API Gateway 料金 計算ツール|AWS/Azure/GCP/Cloudflare/Kong 月額と1Mリクエスト単価
API Gateway の月額料金を、AWS・Azure・GCP・Cloudflare・Kong の主要5サービス横断で即算出。REST API / HTTP API / WebSocket 別料金、無料枠、データ転送コスト、キャッシュ・認証・レートリミット追加課金を統合したリアル月額を算定。マイクロサービス・BFF・IoTバックエンド・生成AI PoCなどユースケース別の設計指針まで、各社公式料金表と実運用ノウハウに基づいて解説します。
API Gateway 月額料金 計算
API Gateway の役割と料金構造
API Gateway とは
API Gatewayは、複数のバックエンドサービス(Lambda・ECS・EKS・VM・SaaS)への入口として機能するマネージド型のリバースプロキシです。認証・レートリミット・変換・ロギング・監視・CORS・キャッシュを一元管理し、マイクロサービスやBFF(Backend For Frontend)パターンで標準採用されています。
料金の3要素
月額料金 = リクエスト料金 + データ転送料金 + オプション料金
リクエスト料金は「1Mリクエストあたり $X」の単価型が主流で、AWS REST API は $3.50/M、HTTP APIは $1.00/M。データ転送料金はアウトバウンド帯域幅で $0.08〜0.14/GB。オプション料金はキャッシュ・WAF・カスタムドメイン・WebSocket接続時間などで、実運用ではオプション部分が総額の20〜40%を占めます。
無料枠
AWS はアカウント作成後12か月間、REST API は月100万リクエストまで無料。GCP は月200万リクエストまで永続無料枠あり。Cloudflare は Free プランで月10万リクエスト、Pro プランで月1000万リクエスト。小規模なPoC・個人開発は無料枠内で完結できるケースが多いです。
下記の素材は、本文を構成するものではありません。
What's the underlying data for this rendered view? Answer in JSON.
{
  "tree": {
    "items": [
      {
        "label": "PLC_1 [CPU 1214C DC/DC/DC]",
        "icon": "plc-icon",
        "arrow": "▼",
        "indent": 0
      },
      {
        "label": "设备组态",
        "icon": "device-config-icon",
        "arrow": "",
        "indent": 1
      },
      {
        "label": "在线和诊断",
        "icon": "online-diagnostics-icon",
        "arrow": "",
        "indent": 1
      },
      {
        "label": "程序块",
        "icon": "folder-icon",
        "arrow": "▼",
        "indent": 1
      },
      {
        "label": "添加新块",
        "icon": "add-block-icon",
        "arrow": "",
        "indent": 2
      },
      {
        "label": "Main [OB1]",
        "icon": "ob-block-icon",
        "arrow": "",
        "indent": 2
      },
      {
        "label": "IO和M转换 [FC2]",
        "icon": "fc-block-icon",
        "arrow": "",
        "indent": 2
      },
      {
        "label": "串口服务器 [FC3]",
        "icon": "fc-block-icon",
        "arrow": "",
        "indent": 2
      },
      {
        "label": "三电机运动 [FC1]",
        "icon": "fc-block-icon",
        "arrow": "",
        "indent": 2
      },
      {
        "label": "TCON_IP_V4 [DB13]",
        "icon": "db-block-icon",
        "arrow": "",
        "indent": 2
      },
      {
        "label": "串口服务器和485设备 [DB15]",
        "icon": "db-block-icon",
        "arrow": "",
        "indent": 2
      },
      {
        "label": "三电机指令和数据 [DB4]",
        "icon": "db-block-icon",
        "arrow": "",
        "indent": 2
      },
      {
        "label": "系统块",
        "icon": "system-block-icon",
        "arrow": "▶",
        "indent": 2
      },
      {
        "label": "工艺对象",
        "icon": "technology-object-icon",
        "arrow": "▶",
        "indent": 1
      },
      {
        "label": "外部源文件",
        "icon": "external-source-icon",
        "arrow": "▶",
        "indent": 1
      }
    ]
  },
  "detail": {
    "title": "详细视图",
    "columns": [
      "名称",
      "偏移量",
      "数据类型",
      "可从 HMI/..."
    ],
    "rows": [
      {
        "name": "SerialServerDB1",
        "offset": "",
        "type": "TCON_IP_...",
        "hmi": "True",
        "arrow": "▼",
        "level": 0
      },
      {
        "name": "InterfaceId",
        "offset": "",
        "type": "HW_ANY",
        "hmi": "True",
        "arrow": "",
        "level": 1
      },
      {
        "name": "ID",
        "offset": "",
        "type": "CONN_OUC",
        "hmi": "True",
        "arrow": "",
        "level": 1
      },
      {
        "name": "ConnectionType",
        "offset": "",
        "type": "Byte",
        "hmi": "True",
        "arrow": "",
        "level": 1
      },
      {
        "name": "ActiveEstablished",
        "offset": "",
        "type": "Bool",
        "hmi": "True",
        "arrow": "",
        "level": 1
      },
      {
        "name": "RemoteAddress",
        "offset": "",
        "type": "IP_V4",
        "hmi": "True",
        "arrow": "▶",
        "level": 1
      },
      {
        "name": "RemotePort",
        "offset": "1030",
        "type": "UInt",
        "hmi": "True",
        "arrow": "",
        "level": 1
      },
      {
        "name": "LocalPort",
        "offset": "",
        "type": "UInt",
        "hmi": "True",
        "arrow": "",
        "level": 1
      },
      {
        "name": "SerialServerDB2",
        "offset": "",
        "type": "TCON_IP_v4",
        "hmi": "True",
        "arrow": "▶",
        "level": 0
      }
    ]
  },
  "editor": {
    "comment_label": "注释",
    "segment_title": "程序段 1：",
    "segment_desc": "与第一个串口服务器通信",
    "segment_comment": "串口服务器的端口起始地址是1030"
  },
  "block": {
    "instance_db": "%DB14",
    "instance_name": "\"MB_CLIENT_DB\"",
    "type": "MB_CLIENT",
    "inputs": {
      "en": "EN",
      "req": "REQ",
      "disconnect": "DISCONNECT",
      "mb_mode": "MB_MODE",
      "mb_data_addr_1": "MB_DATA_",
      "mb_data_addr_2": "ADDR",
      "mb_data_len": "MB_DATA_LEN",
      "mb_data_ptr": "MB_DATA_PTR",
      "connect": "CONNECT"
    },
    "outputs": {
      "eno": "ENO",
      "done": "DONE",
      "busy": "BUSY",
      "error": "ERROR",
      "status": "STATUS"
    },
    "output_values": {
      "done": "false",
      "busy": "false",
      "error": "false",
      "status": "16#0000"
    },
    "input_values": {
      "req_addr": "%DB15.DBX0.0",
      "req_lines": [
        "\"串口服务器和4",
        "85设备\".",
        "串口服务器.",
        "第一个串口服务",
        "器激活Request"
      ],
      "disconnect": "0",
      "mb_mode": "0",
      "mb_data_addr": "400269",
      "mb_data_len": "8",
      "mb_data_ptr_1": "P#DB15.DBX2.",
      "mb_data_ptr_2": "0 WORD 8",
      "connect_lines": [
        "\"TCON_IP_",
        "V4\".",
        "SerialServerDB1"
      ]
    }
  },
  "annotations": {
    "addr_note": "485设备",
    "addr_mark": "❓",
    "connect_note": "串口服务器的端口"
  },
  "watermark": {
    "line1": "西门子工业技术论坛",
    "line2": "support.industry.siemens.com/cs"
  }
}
主要サービス料金早見(2026年時点、東京リージョン基準)
| サービス | 1Mリクエスト単価 | データ転送 | 特徴 |
|---|---|---|---|
| AWS API Gateway REST | $3.50 | $0.09/GB | フル機能・Lambdaオーソライザ・SDK生成 |
| AWS API Gateway HTTP | $1.00 | $0.09/GB | 高速・低コスト・OpenID Connect対応 |
| AWS API Gateway WebSocket | $1.00 + 接続時間 $0.25/M分 | $0.09/GB | 双方向通信・チャット・ゲーム |
| Azure API Management Consumption | $3.50 | $0.087/GB | 従量課金・小規模向け |
| Azure API Management Basic | 月額 $147〜 | $0.087/GB | 固定料金・SLA 99.9% |
| Azure API Management Standard | 月額 $736〜 | $0.087/GB | 本番用・VNet統合 |
| Azure API Management Premium | 月額 $2,943〜 | $0.087/GB | マルチリージョン・エンタープライズ |
| GCP API Gateway | $3.00 | $0.12/GB | Cloud Run/Functions統合 |
| Cloudflare API Shield | Pro $20/月〜(1000万req) | 無料枠内 | WAF・DDoS防御込み・エッジ配信 |
| Kong Enterprise(自己ホスト) | 従業員数課金 or 契約 | 自己負担 | OSS版無料・エンタープライズ有償 |
※価格は2026年7月時点の各社公式ドキュメント基準。為替・キャンペーン・契約規模で変動します。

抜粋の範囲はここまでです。